Un gregge di pecore invade l'autostrada A29

Ottanta ovini sono riusciti a piegare le reti di protezione e si sono presentati sulla carreggiata alla ricerca di erba da brucare

16 marzo 2015 - 15:00

Una domenica come tante, magari l'ottima occasione per fare una scampagnata e mangiare fuori. Forse lo ha pensato anche il gregge di pecore che ieri ha pensato bene di entrare sull'autostrada A29 Palermo-Mazara del Vallo. Evidentemente gli ovini avevano fretta e volevano pascolare più veloce, visto che all'altezza di Cinisi sono riusciti ad arrivare fin sulla carreggiata. La conseguenza immediata è stata che per circa un'ora il transito in direzione del Capoluogo di Regione è stato interrotto, per consentire di far defluire i quadrupedi belanti. Un compito abbastanza insolito, sia per i dipendenti dell'ANAS che per gli agenti della Polizia stradale. Infatti, le pecore erano assolutamente intente a brucare l'erba che normalmente cresce sui lati delle carreggiate.

NESSUNA CONSEGUENZA, PER FORTUNA – Ad ogni modo la situazione si è normalizzata in fretta e fortunatamente non si sono verificati incidenti. Le forze dell'ordine hanno poi dovuto impegnarsi nella ricerca del pastore distratto che ha perso il controllo del gregge e per questo è stato multato con una contravvenzione molto salata. Quello che rimane della vicenda è la facilità con cui animali, peraltro molto pacifici, siano riusciti a superare le recinzioni. Infatti l'autostrada, in quanto tale, deve fornire delle garanzie di sicurezza a chi la percorre. Non è una strada di campagna, una costiera o una provinciale, dove spesso bisogna stare molto attenti proprio a causa della possibile presenza di animali vaganti. Le velocità in gioco, poi, sono molto diverse e c'è una bella differenza tra una frenata di emergenza a 70 o 90 km/h e una a 130 km/h (ne parliamo qui).

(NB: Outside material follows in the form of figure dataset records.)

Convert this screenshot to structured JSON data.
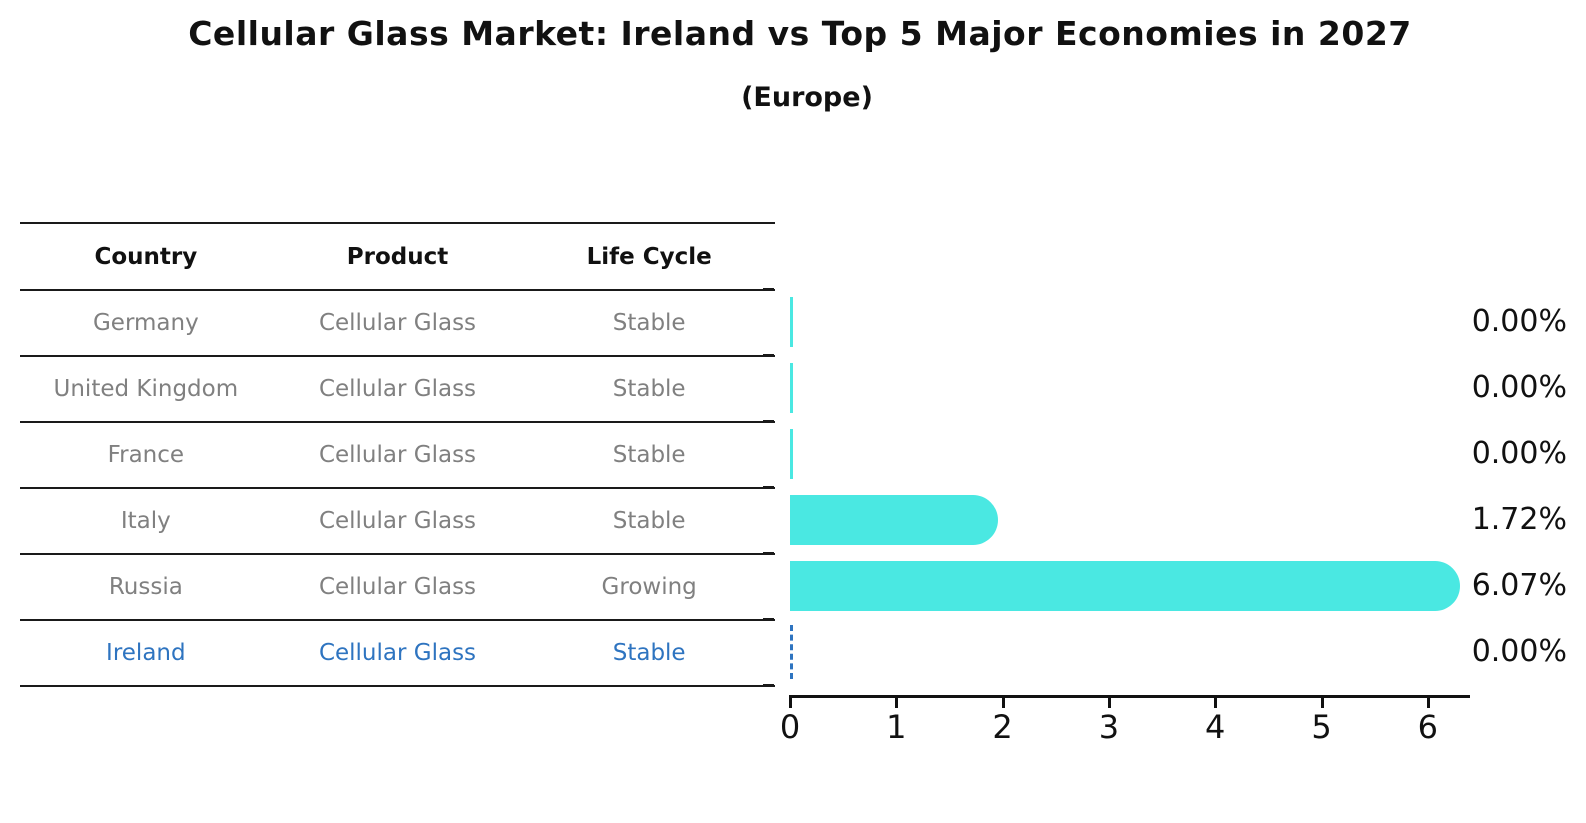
{
  "title": "Cellular Glass Market: Ireland vs Top 5 Major Economies in 2027",
  "subtitle": "(Europe)",
  "table": {
    "headers": [
      "Country",
      "Product",
      "Life Cycle"
    ],
    "rows": [
      {
        "country": "Germany",
        "product": "Cellular Glass",
        "life_cycle": "Stable",
        "highlight": false
      },
      {
        "country": "United Kingdom",
        "product": "Cellular Glass",
        "life_cycle": "Stable",
        "highlight": false
      },
      {
        "country": "France",
        "product": "Cellular Glass",
        "life_cycle": "Stable",
        "highlight": false
      },
      {
        "country": "Italy",
        "product": "Cellular Glass",
        "life_cycle": "Stable",
        "highlight": false
      },
      {
        "country": "Russia",
        "product": "Cellular Glass",
        "life_cycle": "Growing",
        "highlight": false
      },
      {
        "country": "Ireland",
        "product": "Cellular Glass",
        "life_cycle": "Stable",
        "highlight": true
      }
    ]
  },
  "chart_data": {
    "type": "bar",
    "orientation": "horizontal",
    "title": "Cellular Glass Market: Ireland vs Top 5 Major Economies in 2027",
    "subtitle": "(Europe)",
    "categories": [
      "Germany",
      "United Kingdom",
      "France",
      "Italy",
      "Russia",
      "Ireland"
    ],
    "values": [
      0.0,
      0.0,
      0.0,
      1.72,
      6.07,
      0.0
    ],
    "value_labels": [
      "0.00%",
      "0.00%",
      "0.00%",
      "1.72%",
      "6.07%",
      "0.00%"
    ],
    "highlight_index": 5,
    "highlight_style": "dashed-line",
    "x_ticks": [
      0,
      1,
      2,
      3,
      4,
      5,
      6
    ],
    "xlim": [
      0,
      6.4
    ],
    "grid": false,
    "legend": false
  },
  "colors": {
    "bar": "#4AE8E2",
    "highlight": "#2E74C0",
    "text": "#111111",
    "muted_text": "#808080",
    "line": "#1a1a1a"
  }
}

LA RECINZIONE HA CEDUTO – Per vederci più chiaro, noi di Sicurauto.it abbiamo contattato direttamente l'ANAS, che ci ha fornito ulteriori dettagli sull'accaduto. Il gregge, intanto, era composto da ottanta pecore, che pare siano riuscite a entrare in autostrada – all'altezza del chilometro 11,500 – facendo forza sulla recinzione metallica, che ha ceduto, si è piegata e ha creato un varco. Qui sorge il primo interrogativo, cioè sull'effettiva resistenza della rete di protezione, sebbene un tale insieme di animali che fanno pressione tutti insieme sia un evento straordinario. Proprio per la natura di questo evento e perché è evidente che in sede di progetto non si possano prevedere tutti gli imprevisti (come chi guida in contromano), assume ancora più importanza la necessità di adottare un sistema di videosorveglianza completo su tutte le autostrada.

VIDEOSORVEGLIANZA NECESSARIA – Infatti, in questa occasione, le pecore sono state avvistate in tempo solo grazie a un colpo di fortuna, con la pattuglia che effettua il normale servizio di sorveglianza dell'ANAS che le ha notate mentre percorreva il suo giro di routine. Ma che cosa sarebbe potuto accadere se lo sperduto gregge non fosse stato avvistato in tempo utile? Probabilmente staremmo raccontando un'altra storia, molto meno allegra (qui la situazione attuale delle autostrade).